Classification Fuel Type

target_counts= df['fueltype'].value_counts()

fig, ax = plt.subplots(1, 2, figsize=(15,7))
target_counts_barplot = sns.barplot(x = target_counts.index,y = target_counts.values, ax = ax[0])
target_counts_barplot.set_ylabel('Count')

#colors = ['#8d99ae','#ffe066', '#f77f00','#348aa7','#bce784','#ffcc99',  '#f25f5c']
target_counts.plot.pie(autopct="%1.1f%%", ax=ax[1])
fig.suptitle('Fuel Type')

Classification of Aspiration

target_counts= df['aspiration'].value_counts()

fig, ax = plt.subplots(1, 2, figsize=(15,7))
target_counts_barplot = sns.barplot(x = target_counts.index,y = target_counts.values, ax = ax[0])
target_counts_barplot.set_ylabel('Count')

#colors = ['#8d99ae','#ffe066', '#f77f00','#348aa7','#bce784','#ffcc99',  '#f25f5c']
target_counts.plot.pie(autopct="%1.1f%%", ax=ax[1])
                                
fig.suptitle('Aspiration')

Classification of Number of Doors

target_counts= df['doornumber'].value_counts()

fig, ax = plt.subplots(1, 2, figsize=(15,7))
target_counts_barplot = sns.barplot(x = target_counts.index,y = target_counts.values, ax = ax[0])
target_counts_barplot.set_ylabel('Count')

#colors = ['#8d99ae','#ffe066', '#f77f00','#348aa7','#bce784','#ffcc99',  '#f25f5c']
target_counts.plot.pie(autopct="%1.1f%%", ax=ax[1])
fig.suptitle('Number of Doors')

Classification of Body Type:

target_counts= df['carbody'].value_counts()

fig, ax = plt.subplots(1, 2, figsize=(15,7))
target_counts_barplot = sns.barplot(x = target_counts.index,y = target_counts.values, ax = ax[0])
target_counts_barplot.set_ylabel('Count')

#colors = ['#8d99ae','#ffe066', '#f77f00','#348aa7','#bce784','#ffcc99',  '#f25f5c']
target_counts.plot.pie(autopct="%1.1f%%", ax=ax[1])
fig.suptitle('Body Type')

Classification of Drive Wheel:

target_counts= df['drivewheel'].value_counts()

fig, ax = plt.subplots(1, 2, figsize=(15,7))
target_counts_barplot = sns.barplot(x = target_counts.index,y = target_counts.values, ax = ax[0])
target_counts_barplot.set_ylabel('Count')

#colors = ['#8d99ae','#ffe066', '#f77f00','#348aa7','#bce784','#ffcc99',  '#f25f5c']
target_counts.plot.pie(autopct="%1.1f%%", ax=ax[1])
fig.suptitle('Drive Wheel')

Classification of Engine Location:

target_counts= df['enginelocation'].value_counts()

fig, ax = plt.subplots(1, 2, figsize=(15,7))
target_counts_barplot = sns.barplot(x = target_counts.index,y = target_counts.values, ax = ax[0])
target_counts_barplot.set_ylabel('Count')

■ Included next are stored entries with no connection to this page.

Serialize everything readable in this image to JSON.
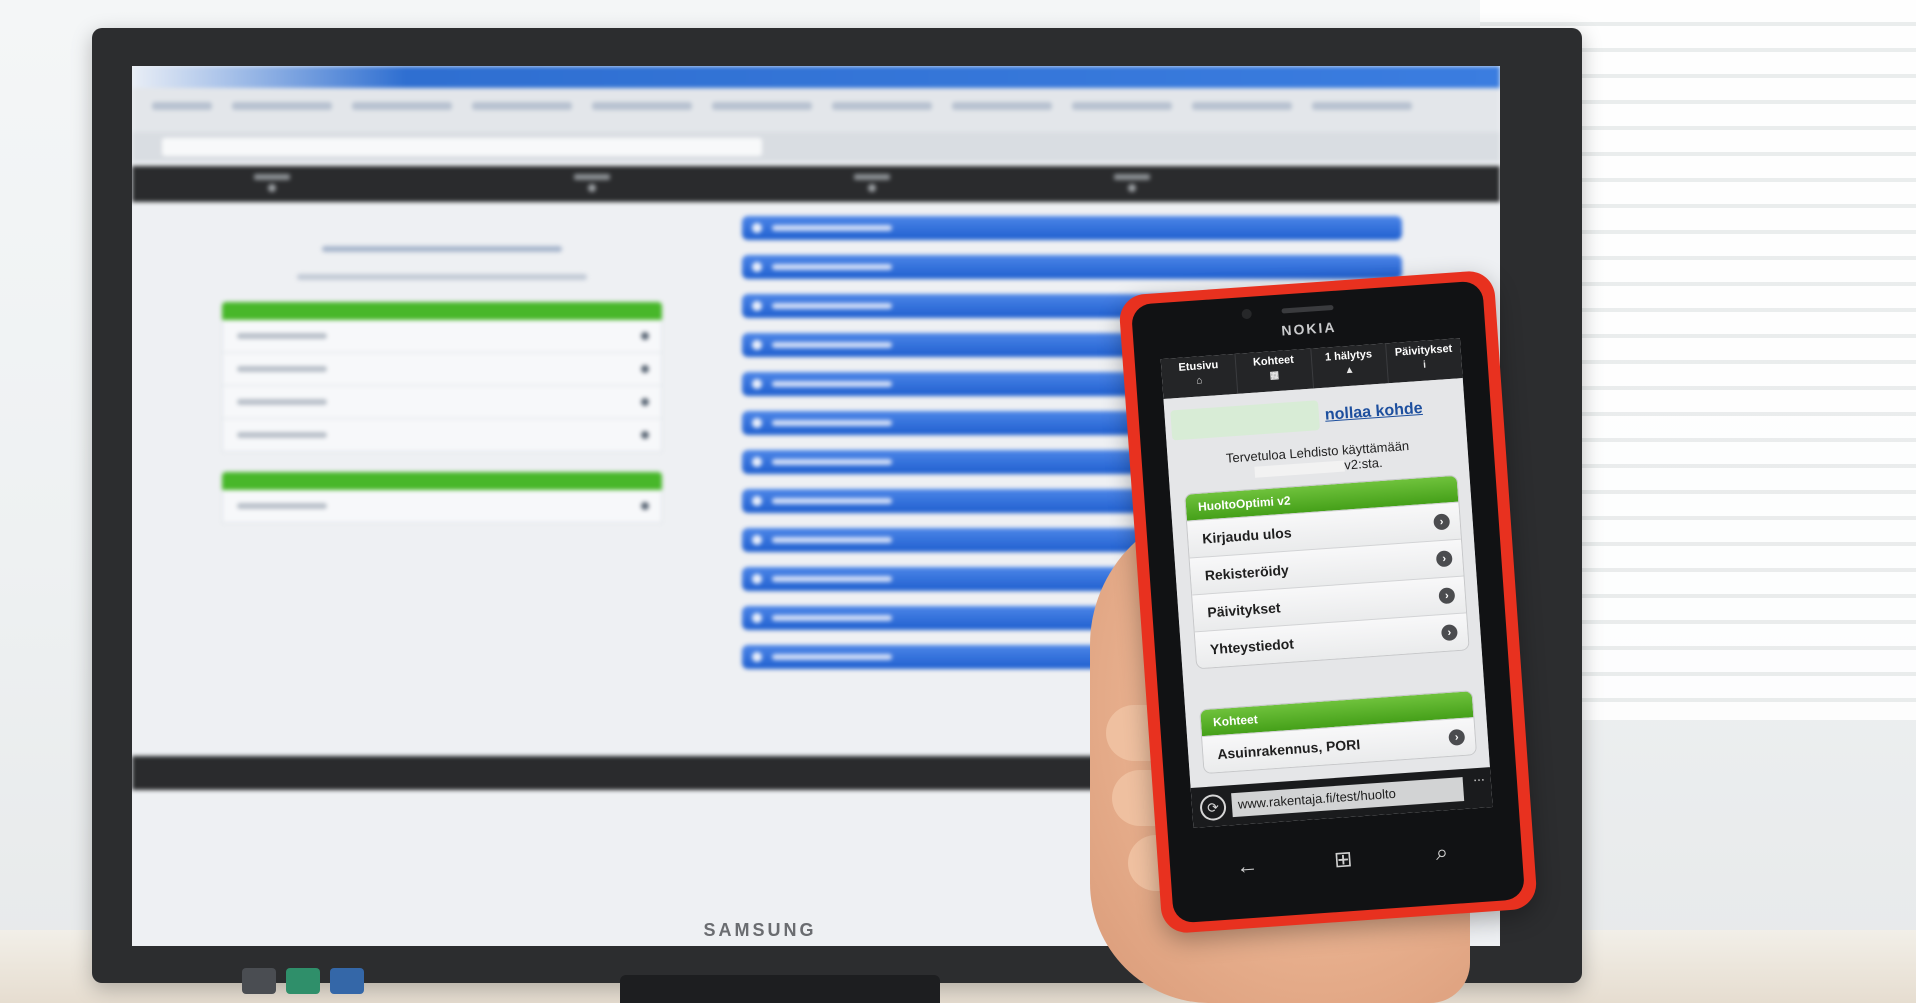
{
  "monitor": {
    "brand": "SAMSUNG"
  },
  "phone": {
    "brand": "NOKIA",
    "nav_tabs": [
      {
        "label": "Etusivu",
        "icon": "home-icon"
      },
      {
        "label": "Kohteet",
        "icon": "grid-icon"
      },
      {
        "label": "1 hälytys",
        "icon": "alert-icon"
      },
      {
        "label": "Päivitykset",
        "icon": "info-icon"
      }
    ],
    "reset_link": "nollaa kohde",
    "welcome_line1": "Tervetuloa Lehdisto käyttämään",
    "welcome_line2_suffix": "v2:sta.",
    "group1": {
      "title": "HuoltoOptimi v2",
      "items": [
        "Kirjaudu ulos",
        "Rekisteröidy",
        "Päivitykset",
        "Yhteystiedot"
      ]
    },
    "group2": {
      "title": "Kohteet",
      "items": [
        "Asuinrakennus, PORI"
      ]
    },
    "address_bar": {
      "url": "www.rakentaja.fi/test/huolto",
      "more": "..."
    },
    "colors": {
      "body": "#e8311f",
      "group_header": "#45a019",
      "link": "#1d4f9e"
    }
  }
}
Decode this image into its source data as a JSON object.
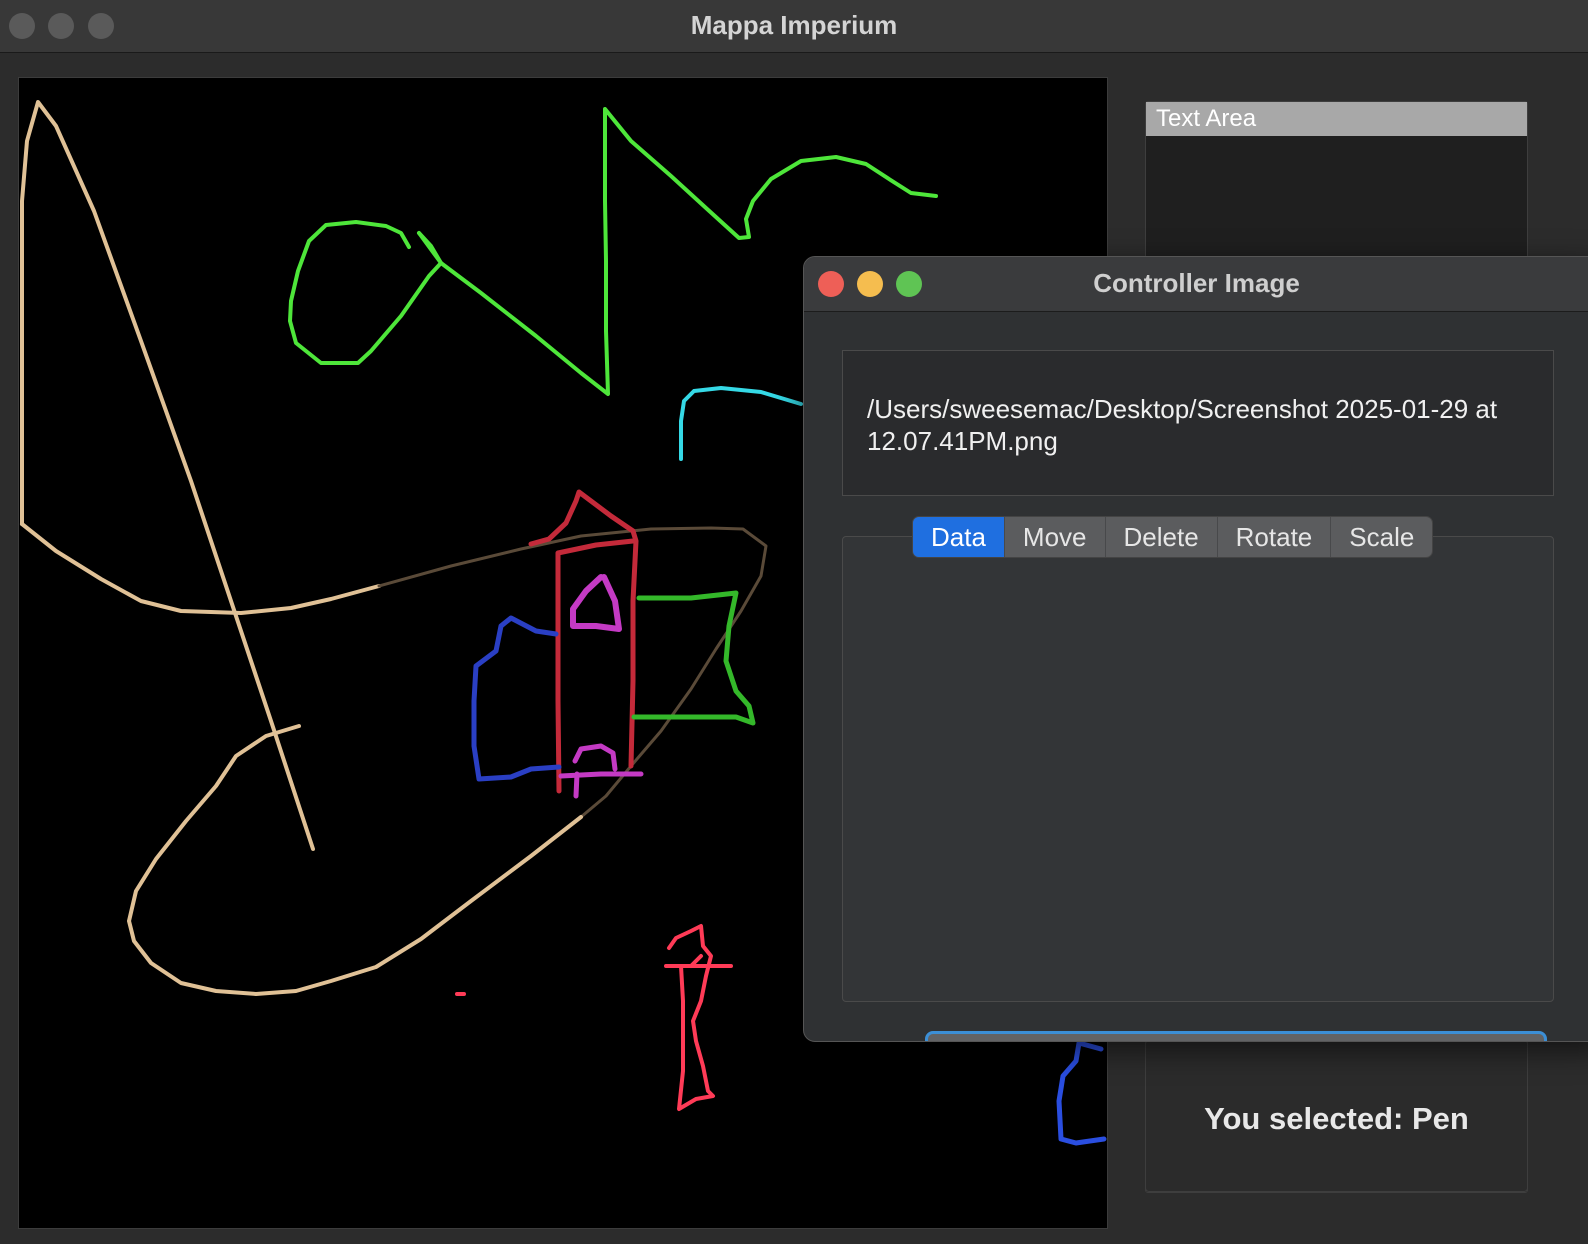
{
  "main_window": {
    "title": "Mappa Imperium"
  },
  "side_panel": {
    "text_area_label": "Text Area",
    "selected_text": "You selected: Pen"
  },
  "controller": {
    "title": "Controller Image",
    "file_path": "/Users/sweesemac/Desktop/Screenshot 2025-01-29 at 12.07.41PM.png",
    "tabs": [
      {
        "label": "Data",
        "active": true
      },
      {
        "label": "Move",
        "active": false
      },
      {
        "label": "Delete",
        "active": false
      },
      {
        "label": "Rotate",
        "active": false
      },
      {
        "label": "Scale",
        "active": false
      }
    ],
    "data_button_label": "Data"
  },
  "colors": {
    "tab_active": "#1f6fe0",
    "stroke_tan": "#e0c196",
    "stroke_green": "#4ee63a",
    "stroke_cyan": "#35d9e6",
    "stroke_red": "#c42a3a",
    "stroke_magenta": "#c43ac4",
    "stroke_blue": "#2a3fc4",
    "stroke_darkgreen": "#34b82a",
    "stroke_pink": "#ff3b57"
  }
}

#colors = ['#8d99ae','#ffe066', '#f77f00','#348aa7','#bce784','#ffcc99',  '#f25f5c']
target_counts.plot.pie(autopct="%1.1f%%", ax=ax[1])
fig.suptitle('Engine Location')

Classification of Engine Type:

target_counts= df['enginetype'].value_counts()

fig, ax = plt.subplots(1, 2, figsize=(15,7))
target_counts_barplot = sns.barplot(x = target_counts.index,y = target_counts.values, ax = ax[0])
target_counts_barplot.set_ylabel('Count')

#colors = ['#8d99ae','#ffe066', '#f77f00','#348aa7','#bce784','#ffcc99',  '#f25f5c']
target_counts.plot.pie(autopct="%1.1f%%", ax=ax[1])
fig.suptitle('Engine Type')

Classification of Number of Cylinders:

target_counts= df['cylindernumber'].value_counts()

fig, ax = plt.subplots(1, 2, figsize=(15,7))
target_counts_barplot = sns.barplot(x = target_counts.index,y = target_counts.values, ax = ax[0])
target_counts_barplot.set_ylabel('Count')

#colors = ['#8d99ae','#ffe066', '#f77f00','#348aa7','#bce784','#ffcc99',  '#f25f5c']
target_counts.plot.pie(autopct="%1.1f%%", pctdistance=0.6, ax=ax[1])
fig.suptitle('Number of Cylinders')

Classification of Fuel System:

target_counts= df['fuelsystem'].value_counts()

fig, ax = plt.subplots(1, 2, figsize=(15,7))
target_counts_barplot = sns.barplot(x = target_counts.index,y = target_counts.values, ax = ax[0])
target_counts_barplot.set_ylabel('Count')

#colors = ['#8d99ae','#ffe066', '#f77f00','#348aa7','#bce784','#ffcc99',  '#f25f5c']
target_counts.plot.pie(autopct="%1.1f%%",pctdistance=0.8, ax=ax[1])
fig.suptitle('Fuel System')

Let us look at the distribution plot of compression ratio.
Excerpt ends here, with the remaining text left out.